New Decision of the Constitutional Court Regarding the Legal Practice of the Court of Cassation


  • 2017-09-18

New Decision of the Constitutional Court Regarding the Legal Practice of the Court of Cassation

Reviewing the application submitted by advocates at HS Partners Law Firm Karen Karapetyan and Hayk Sahakyan, the Constitutional Court of the RA, in its decision No. ՍԴՈ-1363, dated 18 April 2017, provided important interpretations regarding “returning the appeal” and “leaving the appeal unexamined”.

In the application to the Constitutional Court we argued that the legal practice shaped by the decisions of the Court of Cassation on “returning the appeal” and “leaving the appeal unexamined” contradicts the constitution of the RA.

After examining the application submitted to it, the Constitutional Court of the RA provided the following interpretations:

1. The decision of the Court of Cassation about returning an appeal should point out all the shortcomings of the appeal. The failure to do so is a violation of the constitutional right to a fair trial.

The aforementioned means that the appeal re-submitted to the Court of Cassation must be admitted for examination if the appellant corrected all the shortcomings pointed out by the Court of Cassation in its decision to return the appeal. In other words, the Court of Cassation cannot return the appeal because of shortcomings that the court itself failed to notice and mention in its earlier decision.

2. The decision of the Court of Cassation about returning the appeal cannot be considered to be a decision on the same grounds indicated in the appeal and, therefore, shall not serve as a basis for leaving the appeal unexamined. The Constitutional Court established that, while making a decision to return the appeal, the Court of Cassation is unable to address the grounds of the appeal due to the fact that those grounds are not examined at that stage of the civil process. 

3. The Constitutional Court also addressed the statements of Alvard Grigoryan and Khachik Grigoryan whose application had been joined to the present case.

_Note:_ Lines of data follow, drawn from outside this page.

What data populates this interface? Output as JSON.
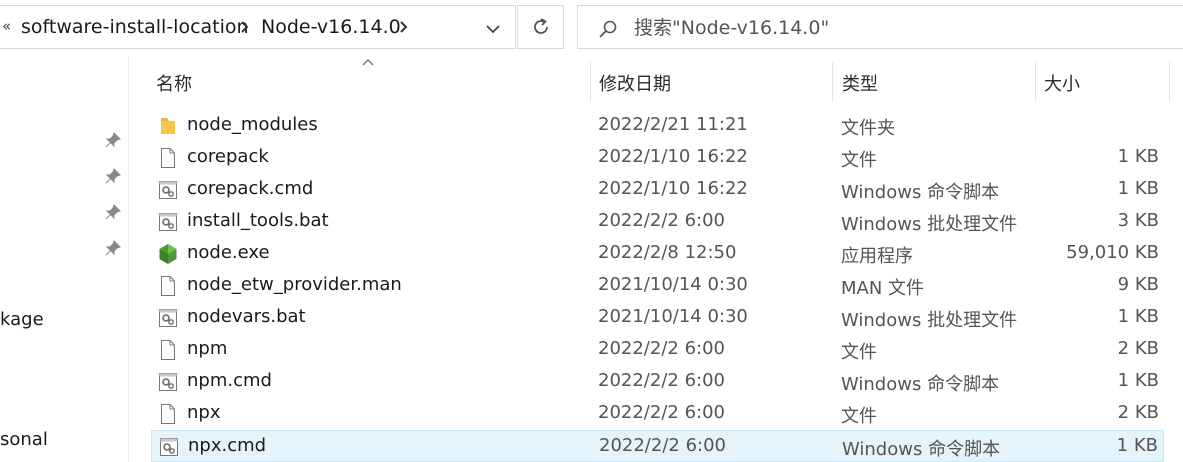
{
  "address_bar": {
    "overflow_glyph": "«",
    "crumbs": [
      "software-install-location",
      "Node-v16.14.0"
    ]
  },
  "search": {
    "placeholder": "搜索\"Node-v16.14.0\""
  },
  "nav_pane": {
    "partial_items": [
      "kage",
      "sonal"
    ]
  },
  "columns": {
    "name": "名称",
    "date": "修改日期",
    "type": "类型",
    "size": "大小"
  },
  "files": [
    {
      "name": "node_modules",
      "date": "2022/2/21 11:21",
      "type": "文件夹",
      "size": "",
      "icon": "folder-icon"
    },
    {
      "name": "corepack",
      "date": "2022/1/10 16:22",
      "type": "文件",
      "size": "1 KB",
      "icon": "file-icon"
    },
    {
      "name": "corepack.cmd",
      "date": "2022/1/10 16:22",
      "type": "Windows 命令脚本",
      "size": "1 KB",
      "icon": "script-gear-icon"
    },
    {
      "name": "install_tools.bat",
      "date": "2022/2/2 6:00",
      "type": "Windows 批处理文件",
      "size": "3 KB",
      "icon": "script-gear-icon"
    },
    {
      "name": "node.exe",
      "date": "2022/2/8 12:50",
      "type": "应用程序",
      "size": "59,010 KB",
      "icon": "nodejs-icon"
    },
    {
      "name": "node_etw_provider.man",
      "date": "2021/10/14 0:30",
      "type": "MAN 文件",
      "size": "9 KB",
      "icon": "file-icon"
    },
    {
      "name": "nodevars.bat",
      "date": "2021/10/14 0:30",
      "type": "Windows 批处理文件",
      "size": "1 KB",
      "icon": "script-gear-icon"
    },
    {
      "name": "npm",
      "date": "2022/2/2 6:00",
      "type": "文件",
      "size": "2 KB",
      "icon": "file-icon"
    },
    {
      "name": "npm.cmd",
      "date": "2022/2/2 6:00",
      "type": "Windows 命令脚本",
      "size": "1 KB",
      "icon": "script-gear-icon"
    },
    {
      "name": "npx",
      "date": "2022/2/2 6:00",
      "type": "文件",
      "size": "2 KB",
      "icon": "file-icon"
    },
    {
      "name": "npx.cmd",
      "date": "2022/2/2 6:00",
      "type": "Windows 命令脚本",
      "size": "1 KB",
      "icon": "script-gear-icon",
      "selected": true
    }
  ],
  "colors": {
    "selection_bg": "#e5f3fb",
    "selection_border": "#cce8f8",
    "folder": "#f8c84a",
    "node_green": "#4e9a3a"
  }
}
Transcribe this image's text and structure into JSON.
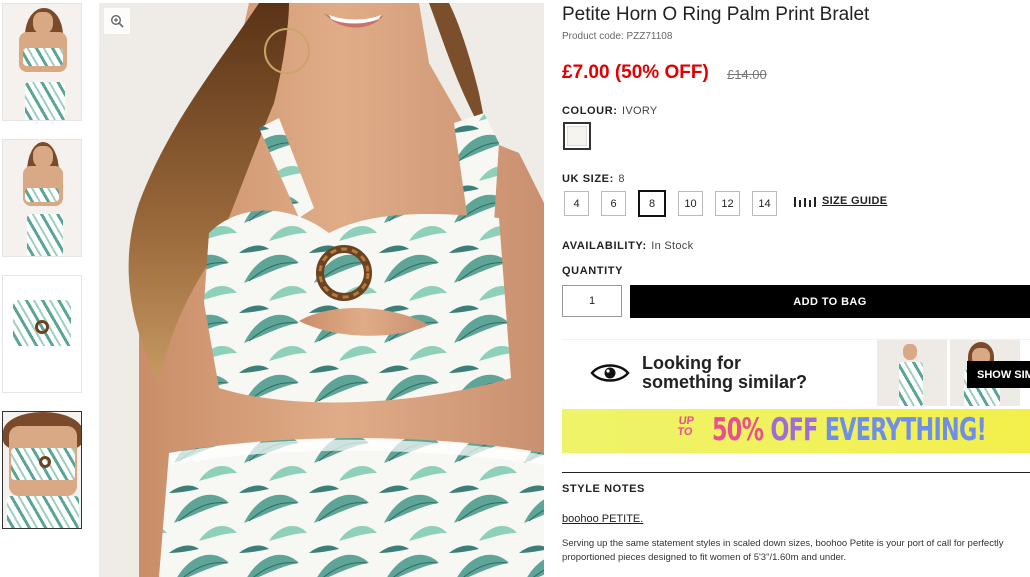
{
  "product": {
    "title": "Petite Horn O Ring Palm Print Bralet",
    "product_code": "Product code: PZZ71108",
    "price": "£7.00 (50% OFF)",
    "old_price": "£14.00"
  },
  "colour": {
    "label": "COLOUR:",
    "value": "IVORY",
    "swatch_color": "#f6f4ee"
  },
  "size": {
    "label": "UK SIZE:",
    "value": "8",
    "options": [
      "4",
      "6",
      "8",
      "10",
      "12",
      "14"
    ],
    "selected": "8",
    "guide_label": "SIZE GUIDE"
  },
  "availability": {
    "label": "AVAILABILITY:",
    "value": "In Stock"
  },
  "quantity": {
    "label": "QUANTITY",
    "value": "1"
  },
  "add_to_bag_label": "ADD TO BAG",
  "similar": {
    "line1": "Looking for",
    "line2": "something similar?",
    "button_label": "SHOW SIM"
  },
  "promo": {
    "upto_line1": "UP",
    "upto_line2": "TO",
    "pct": "50%",
    "off": "OFF",
    "everything": "EVERYTHING!"
  },
  "style_notes": {
    "heading": "STYLE NOTES",
    "link": "boohoo PETITE.",
    "text": "Serving up the same statement styles in scaled down sizes, boohoo Petite is your port of call for perfectly proportioned pieces designed to fit women of 5'3\"/1.60m and under."
  },
  "icons": {
    "zoom": "magnifier-plus-icon",
    "size_guide": "ruler-bars-icon",
    "similar": "eye-icon"
  },
  "colors": {
    "price_red": "#e10000",
    "button_black": "#000000",
    "promo_yellow": "#eef36a",
    "promo_pink": "#e8508f"
  }
}
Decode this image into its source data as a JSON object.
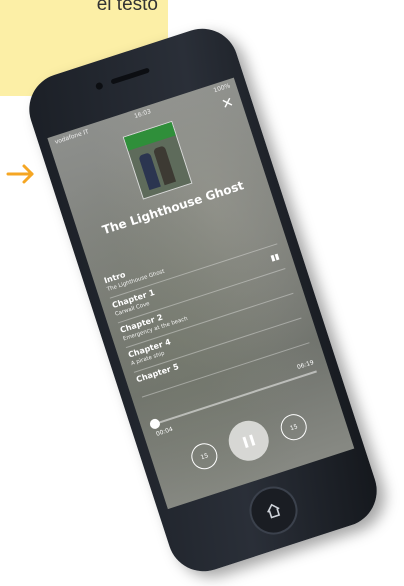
{
  "callout": {
    "text": "el testo"
  },
  "colors": {
    "callout_bg": "#fcefa6",
    "arrow": "#f5a623",
    "phone_body": "#1b1f26"
  },
  "status_bar": {
    "carrier": "vodafone IT",
    "time": "16:03",
    "battery": "100%"
  },
  "player": {
    "close_icon": "close-icon",
    "book_title": "The Lighthouse Ghost",
    "chapters": [
      {
        "title": "Intro",
        "subtitle": "The Lighthouse Ghost"
      },
      {
        "title": "Chapter 1",
        "subtitle": "Carwall Cove",
        "icon": "now-playing-icon"
      },
      {
        "title": "Chapter 2",
        "subtitle": "Emergency at the beach"
      },
      {
        "title": "Chapter 4",
        "subtitle": "A pirate ship"
      },
      {
        "title": "Chapter 5",
        "subtitle": ""
      }
    ],
    "elapsed": "00:04",
    "total": "06:19",
    "progress": 0.01,
    "skip_back_label": "15",
    "skip_forward_label": "15",
    "pause_icon": "pause-icon"
  }
}
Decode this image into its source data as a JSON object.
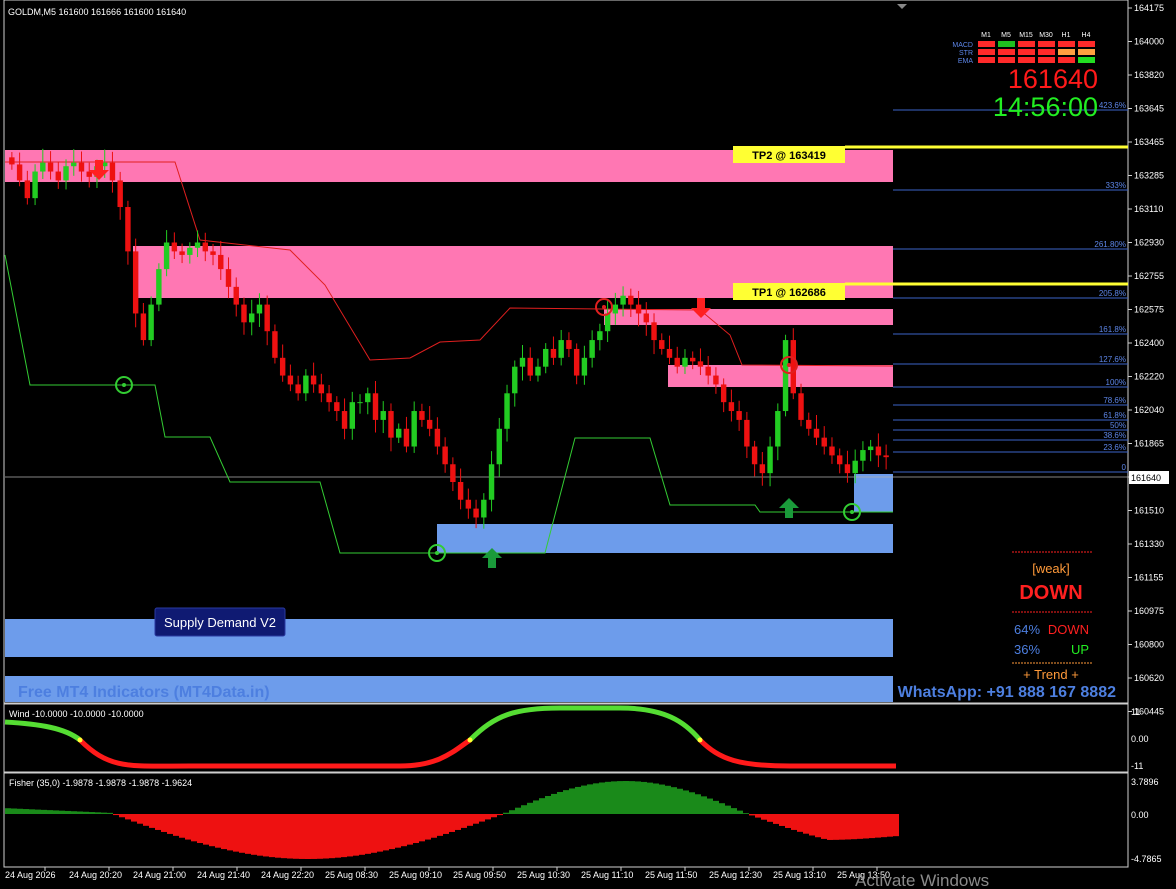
{
  "header": {
    "symbol_line": "GOLDM,M5  161600 161666 161600 161640"
  },
  "price_axis": {
    "ticks": [
      "164175",
      "164000",
      "163820",
      "163645",
      "163465",
      "163285",
      "163110",
      "162930",
      "162755",
      "162575",
      "162400",
      "162220",
      "162040",
      "161865",
      "161690",
      "161510",
      "161330",
      "161155",
      "160975",
      "160800",
      "160620",
      "160445"
    ],
    "current": "161640"
  },
  "time_axis": {
    "labels": [
      "24 Aug 2026",
      "24 Aug 20:20",
      "24 Aug 21:00",
      "24 Aug 21:40",
      "24 Aug 22:20",
      "25 Aug 08:30",
      "25 Aug 09:10",
      "25 Aug 09:50",
      "25 Aug 10:30",
      "25 Aug 11:10",
      "25 Aug 11:50",
      "25 Aug 12:30",
      "25 Aug 13:10",
      "25 Aug 13:50"
    ]
  },
  "dashboard": {
    "timeframes": [
      "M1",
      "M5",
      "M15",
      "M30",
      "H1",
      "H4"
    ],
    "rows": [
      {
        "label": "MACD",
        "colors": [
          "#ff2a2a",
          "#1fbf1f",
          "#ff2a2a",
          "#ff2a2a",
          "#ff2a2a",
          "#ff2a2a"
        ]
      },
      {
        "label": "STR",
        "colors": [
          "#ff2a2a",
          "#ff2a2a",
          "#ff2a2a",
          "#ff2a2a",
          "#ffa040",
          "#ffa040"
        ]
      },
      {
        "label": "EMA",
        "colors": [
          "#ff2a2a",
          "#ff2a2a",
          "#ff2a2a",
          "#ff2a2a",
          "#ff2a2a",
          "#22dd22"
        ]
      }
    ],
    "price": "161640",
    "clock": "14:56:00"
  },
  "fib_levels": [
    {
      "label": "423.6%",
      "y": 110
    },
    {
      "label": "333%",
      "y": 190
    },
    {
      "label": "261.80%",
      "y": 249
    },
    {
      "label": "205.8%",
      "y": 298
    },
    {
      "label": "161.8%",
      "y": 334
    },
    {
      "label": "127.6%",
      "y": 364
    },
    {
      "label": "100%",
      "y": 387
    },
    {
      "label": "78.6%",
      "y": 405
    },
    {
      "label": "61.8%",
      "y": 420
    },
    {
      "label": "50%",
      "y": 430
    },
    {
      "label": "38.6%",
      "y": 440
    },
    {
      "label": "23.6%",
      "y": 452
    },
    {
      "label": "0",
      "y": 472
    }
  ],
  "targets": {
    "tp2": "TP2 @ 163419",
    "tp1": "TP1 @ 162686"
  },
  "indicator_button": "Supply Demand V2",
  "watermark_left": "Free MT4 Indicators (MT4Data.in)",
  "watermark_right": "WhatsApp: +91 888 167 8882",
  "trend_panel": {
    "strength": "[weak]",
    "direction": "DOWN",
    "down_pct": "64%",
    "down_label": "DOWN",
    "up_pct": "36%",
    "up_label": "UP",
    "trend_label": "+   Trend   +"
  },
  "wind_panel": {
    "label": "Wind -10.0000 -10.0000 -10.0000",
    "ticks": [
      "11",
      "0.00",
      "-11"
    ]
  },
  "fisher_panel": {
    "label": "Fisher (35,0) -1.9878 -1.9878 -1.9878 -1.9624",
    "ticks": [
      "3.7896",
      "0.00",
      "-4.7865"
    ]
  },
  "os_watermark": "Activate Windows",
  "chart_data": {
    "type": "candlestick",
    "symbol": "GOLDM",
    "timeframe": "M5",
    "ohlc": {
      "open": 161600,
      "high": 161666,
      "low": 161600,
      "close": 161640
    },
    "ylim": [
      160400,
      164200
    ],
    "seed_closes": [
      163290,
      163200,
      163100,
      163250,
      163300,
      163250,
      163200,
      163280,
      163300,
      163250,
      163220,
      163280,
      163300,
      163200,
      163050,
      162800,
      162450,
      162300,
      162500,
      162700,
      162850,
      162800,
      162780,
      162820,
      162850,
      162800,
      162780,
      162700,
      162600,
      162500,
      162400,
      162450,
      162500,
      162350,
      162200,
      162100,
      162050,
      162000,
      162100,
      162050,
      162000,
      161950,
      161900,
      161800,
      161950,
      161950,
      162000,
      161850,
      161900,
      161750,
      161800,
      161700,
      161900,
      161850,
      161800,
      161700,
      161600,
      161500,
      161400,
      161350,
      161300,
      161400,
      161600,
      161800,
      162000,
      162150,
      162200,
      162100,
      162150,
      162250,
      162200,
      162300,
      162250,
      162100,
      162200,
      162300,
      162350,
      162450,
      162500,
      162550,
      162500,
      162450,
      162400,
      162300,
      162250,
      162200,
      162150,
      162200,
      162180,
      162150,
      162100,
      162050,
      161950,
      161900,
      161850,
      161700,
      161600,
      161550,
      161700,
      161900,
      162300,
      162000,
      161850,
      161800,
      161750,
      161700,
      161650,
      161600,
      161550,
      161620,
      161680,
      161700,
      161650,
      161640
    ]
  }
}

The Constitutional Court established that as re-submitting the appeal after the Court of Cassation has returned it, if there are no changes in its content, there is no need to send the copies of the appeal to other participants of the case. In cases where the shortcomings indicated by the court of cassation are not related to the content of the appeal, the requirement of sending the copies of the appeal to other participant again puts an unnecessary burden not only upon the appellant, but also other participants, since the latter will need to review the same appeal one more time.

Based on the reasoning mentioned above, the Constitutional Court found that the provisions of part 2 of Article 233 and clause 5 of part 1 of Article 233.1 have been applied with respect to the applicants in contradiction to their constitutional foundations.

Note: According to Article 204.31 of Civil Procedure Code of the RA, the decision of the Constitutional Court can be a basis for reviewing the case under new circumstances for those with respect of whom like decisions have been made within the six-month period prior to the decision of the Constitutional Court.